Polska chce zdobywać punkty w każdym meczu, a wypoczęty Robert Lewandowski do takiego scenariusza na pewno mocno się przyczyni. Drugim silnym ogniwem kadry ma być Piotr Zieliński, który miniony sezon zalicza do bardzo udanych.

Jest to piłkarz, który robi różnicę. Nieprzypadkowo gra w takim klubie. Nie mam wobec niego żadnych oczekiwań, bo wiem, że sobie poradzi – tak dyspozycję swojego kolegi z drużyny narodowej ocenił Lewandowski.
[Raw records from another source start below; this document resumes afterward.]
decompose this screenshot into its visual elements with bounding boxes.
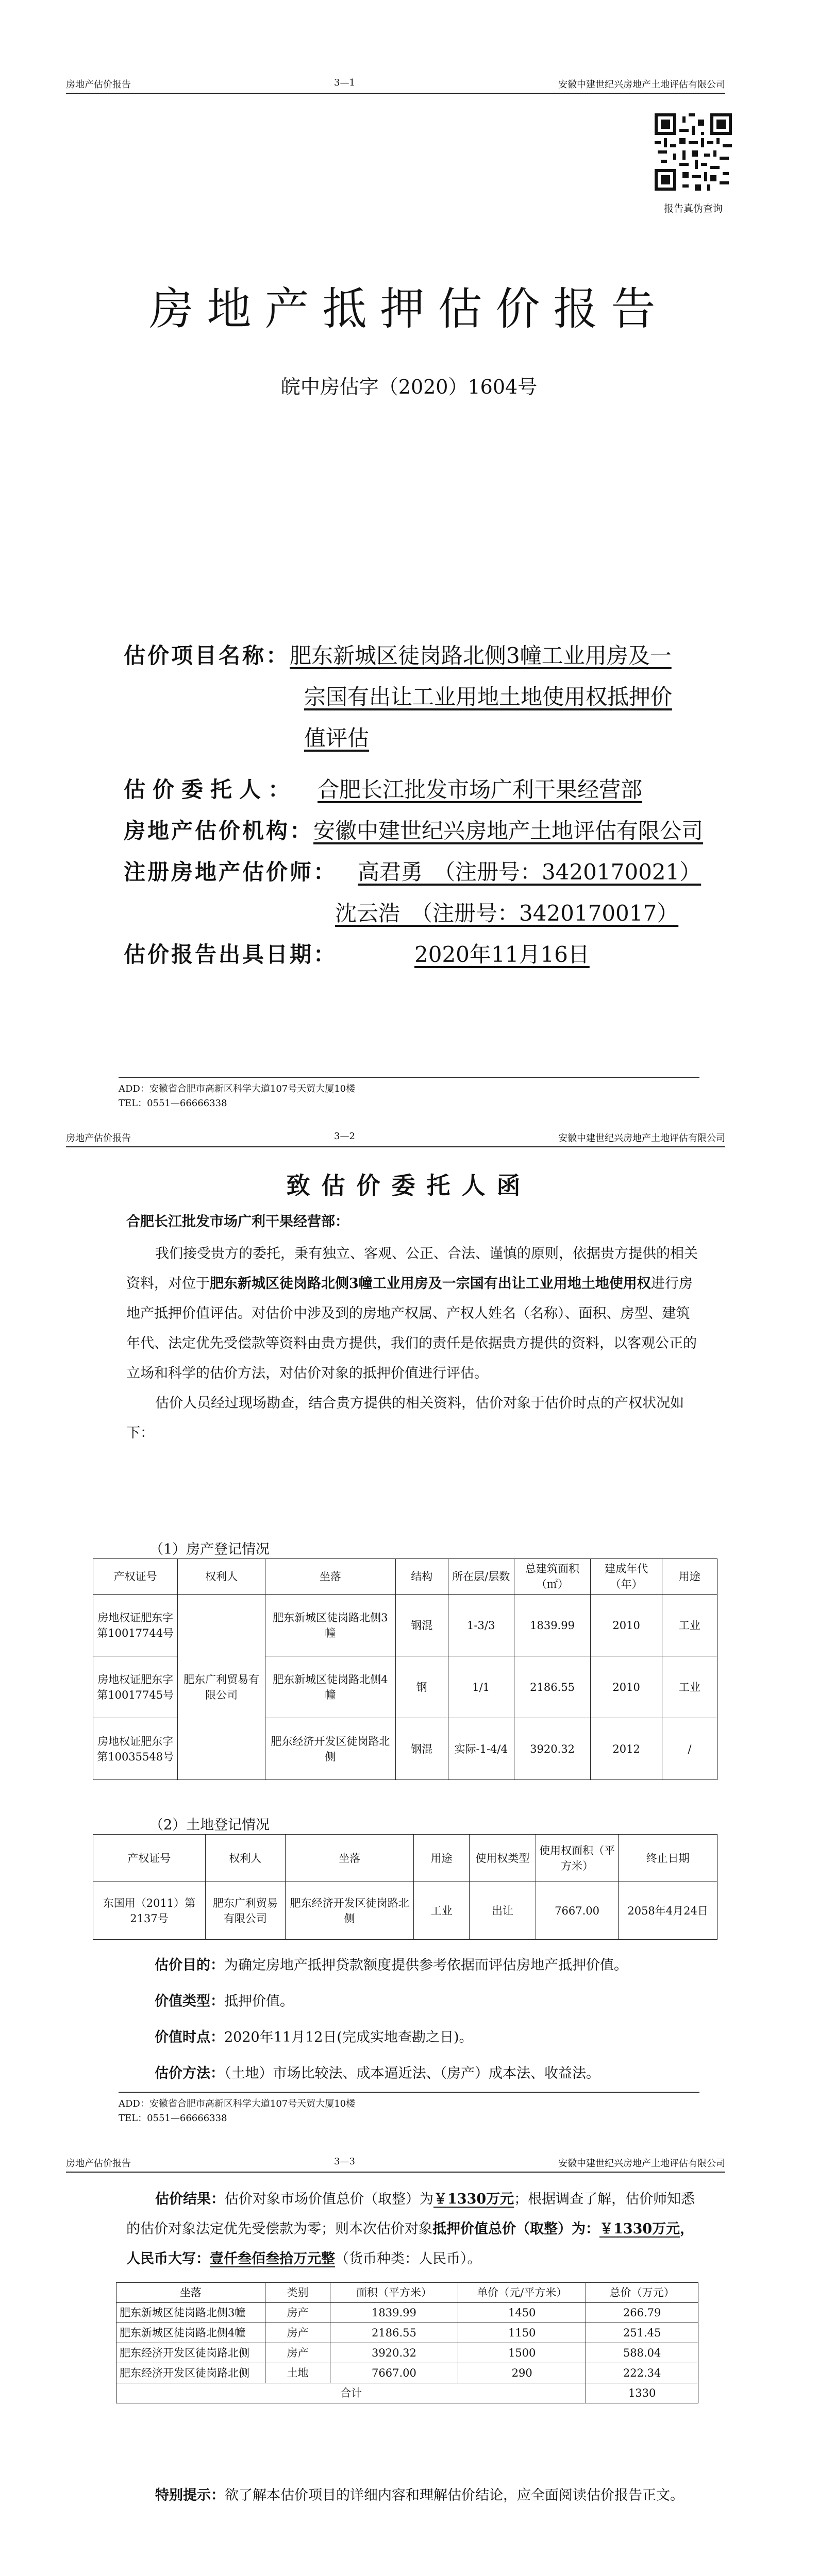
- salutation: 合肥长江批发市场广利干果经营部：: [126, 1214, 349, 1230]
- table-total-row: 合计 1330: [116, 2383, 698, 2403]
- field-org: [124, 814, 703, 848]
- house-registration-table: [93, 1558, 717, 1780]
- org-value: 安徽中建世纪兴房地产土地评估有限公司: [313, 818, 704, 843]
- letter-page: [0, 1131, 818, 2208]
- footer-divider: [119, 1077, 699, 1078]
- field-project-cont: [304, 680, 672, 714]
- project-line1: 肥东新城区徒岗路北侧3幢工业用房及一: [290, 643, 672, 668]
- house-subtitle: （1）房产登记情况: [149, 1541, 270, 1557]
- method-line: 估价方法：（土地）市场比较法、成本逼近法、（房产）成本法、收益法。: [155, 2065, 600, 2081]
- header-company: 安徽中建世纪兴房地产土地评估有限公司: [558, 1133, 725, 1144]
- table-row: 肥东新城区徒岗路北侧3幢 房产 1839.99 1450 266.79: [116, 2303, 698, 2323]
- table-row: 房地权证肥东字第10017744号 肥东广利贸易有限公司 肥东新城区徒岗路北侧3幢 钢混 1-3/3 1839.99 2010 工业: [93, 1595, 717, 1656]
- result-text: 估价结果：估价对象市场价值总价（取整）为￥1330万元；根据调查了解，估价师知悉的估价对象法定优先受偿款为零；则本次估价对象抵押价值总价（取整）为：￥1330万元，人民币大写：壹仟叁佰叁拾万元整（货币种类：人民币）。: [126, 2191, 695, 2267]
- header-left: 房地产估价报告: [66, 2158, 131, 2169]
- paragraph-1: 我们接受贵方的委托，秉有独立、客观、公正、合法、谨慎的原则，依据贵方提供的相关资料，对位于肥东新城区徒岗路北侧3幢工业用房及一宗国有出让工业用地土地使用权进行房地产抵押价值评估。对估价中涉及到的房地产权属、产权人姓名（名称）、面积、房型、建筑年代、法定优先受偿款等资料由贵方提供，我们的责任是依据贵方提供的资料，以客观公正的立场和科学的估价方法，对估价对象的抵押价值进行评估。: [126, 1246, 698, 1381]
- table-header-row: 产权证号 权利人 坐落 结构 所在层/层数 总建筑面积（㎡） 建成年代（年） 用途: [93, 1559, 717, 1595]
- page-header: [66, 2156, 725, 2173]
- header-page-number: 3—2: [334, 1131, 355, 1142]
- date-value: 2020年11月16日: [414, 942, 590, 967]
- table-header-row: 坐落 类别 面积（平方米） 单价（元/平方米） 总价（万元）: [116, 2283, 698, 2303]
- page-footer: [119, 1077, 699, 1111]
- paragraph-2: 估价人员经过现场勘查，结合贵方提供的相关资料，估价对象于估价时点的产权状况如下：: [126, 1395, 684, 1441]
- project-label: 估价项目名称：: [124, 643, 290, 668]
- result-table: [116, 2282, 698, 2403]
- letter-body: [126, 1239, 701, 1448]
- footer-tel: TEL：0551—66666338: [119, 2113, 227, 2124]
- field-project: [124, 639, 711, 673]
- report-title: 房地产抵押估价报告: [149, 283, 669, 335]
- header-left: 房地产估价报告: [66, 1133, 131, 1144]
- page-header: [66, 1131, 725, 1147]
- footer-address: ADD：安徽省合肥市高新区科学大道107号天贸大厦10楼: [119, 1083, 356, 1094]
- land-registration-table: [93, 1834, 717, 1940]
- report-cover-page: [0, 0, 818, 1109]
- table-row: 房地权证肥东字第10035548号 肥东经济开发区徒岗路北侧 钢混 实际-1-4/4 3920.32 2012 /: [93, 1718, 717, 1780]
- header-page-number: 3—1: [334, 77, 355, 88]
- project-line3: 值评估: [304, 725, 370, 751]
- table-header-row: 产权证号 权利人 坐落 用途 使用权类型 使用权面积（平方米） 终止日期: [93, 1835, 717, 1882]
- letter-title: 致估价委托人函: [286, 1172, 532, 1199]
- result-page: [0, 2156, 818, 2576]
- qr-caption: 报告真伪查询: [663, 203, 723, 214]
- table-row: 肥东新城区徒岗路北侧4幢 房产 2186.55 1150 251.45: [116, 2323, 698, 2343]
- org-label: 房地产估价机构：: [124, 818, 314, 843]
- project-line2: 宗国有出让工业用地土地使用权抵押价: [304, 684, 673, 709]
- table-row: 房地权证肥东字第10017745号 肥东新城区徒岗路北侧4幢 钢 1/1 2186.55 2010 工业: [93, 1656, 717, 1718]
- appraiser-1: 高君勇 （注册号：3420170021）: [358, 859, 702, 885]
- table-row: 肥东经济开发区徒岗路北侧 房产 3920.32 1500 588.04: [116, 2343, 698, 2363]
- value-type-line: 价值类型：抵押价值。: [155, 1993, 294, 2009]
- client-label: 估价委托人：: [124, 777, 297, 802]
- result-paragraph: [126, 2184, 701, 2274]
- field-appraiser: [124, 855, 701, 889]
- purpose-line: 估价目的：为确定房地产抵押贷款额度提供参考依据而评估房地产抵押价值。: [155, 1957, 628, 1973]
- page-header: [66, 77, 725, 94]
- field-appraiser-2: [335, 896, 678, 930]
- special-note: 特别提示：欲了解本估价项目的详细内容和理解估价结论，应全面阅读估价报告正文。: [155, 2487, 684, 2503]
- header-page-number: 3—3: [334, 2156, 355, 2167]
- client-value: 合肥长江批发市场广利干果经营部: [318, 777, 643, 802]
- field-date: [124, 938, 590, 972]
- land-subtitle: （2）土地登记情况: [149, 1817, 270, 1833]
- footer-tel: TEL：0551—66666338: [119, 1098, 227, 1109]
- table-row: 东国用（2011）第2137号 肥东广利贸易有限公司 肥东经济开发区徒岗路北侧 工业 出让 7667.00 2058年4月24日: [93, 1882, 717, 1940]
- field-project-cont2: [304, 721, 369, 755]
- doc-number: 皖中房估字（2020）1604号: [280, 376, 538, 398]
- date-label: 估价报告出具日期：: [124, 942, 338, 967]
- header-company: 安徽中建世纪兴房地产土地评估有限公司: [558, 79, 725, 90]
- footer-divider: [119, 2092, 699, 2093]
- page-footer: [119, 2092, 699, 2126]
- qr-code-icon[interactable]: [655, 113, 732, 191]
- table-row: 肥东经济开发区徒岗路北侧 土地 7667.00 290 222.34: [116, 2363, 698, 2383]
- header-left: 房地产估价报告: [66, 79, 131, 90]
- footer-address: ADD：安徽省合肥市高新区科学大道107号天贸大厦10楼: [119, 2098, 356, 2109]
- value-date-line: 价值时点：2020年11月12日(完成实地查勘之日)。: [155, 2029, 473, 2045]
- field-client: [124, 773, 642, 807]
- appraiser-2: 沈云浩 （注册号：3420170017）: [335, 901, 679, 926]
- header-company: 安徽中建世纪兴房地产土地评估有限公司: [558, 2158, 725, 2169]
- appraiser-label: 注册房地产估价师：: [124, 859, 338, 885]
Pracę – już nie tyle samych zawodników – co sztabu szkoleniowego ułatwią zmiany zaproponowane przez FIFA. Selekcjoner drużyny narodowej będzie mógł kontaktować się ze swoimi pomocnikami w trakcie meczu, a to pozwoli Adamowi Nawałce szybciej reagować na to, co dzieje się na murawie.

Mamy wiele informacji na ten temat. Wiemy, jak ten system będzie funkcjonował. To dodatkowe ułatwienie pewnych rzeczy, bo niekiedy jedna, dwie informacje wypatrzone z góry daje bardzo dużo dla tego, kto prowadzi mecz na dole, czyli dla selekcjonera – podkreślił w trakcie konferencji prasowej drugi trener kadry Bogdan Zając.

Asystent Adama Nawałki poinformował dziennikarzy o aktualnym stanie zdrowia piłkarzy. Gotowy do treningów jest już Marcin Kamiński.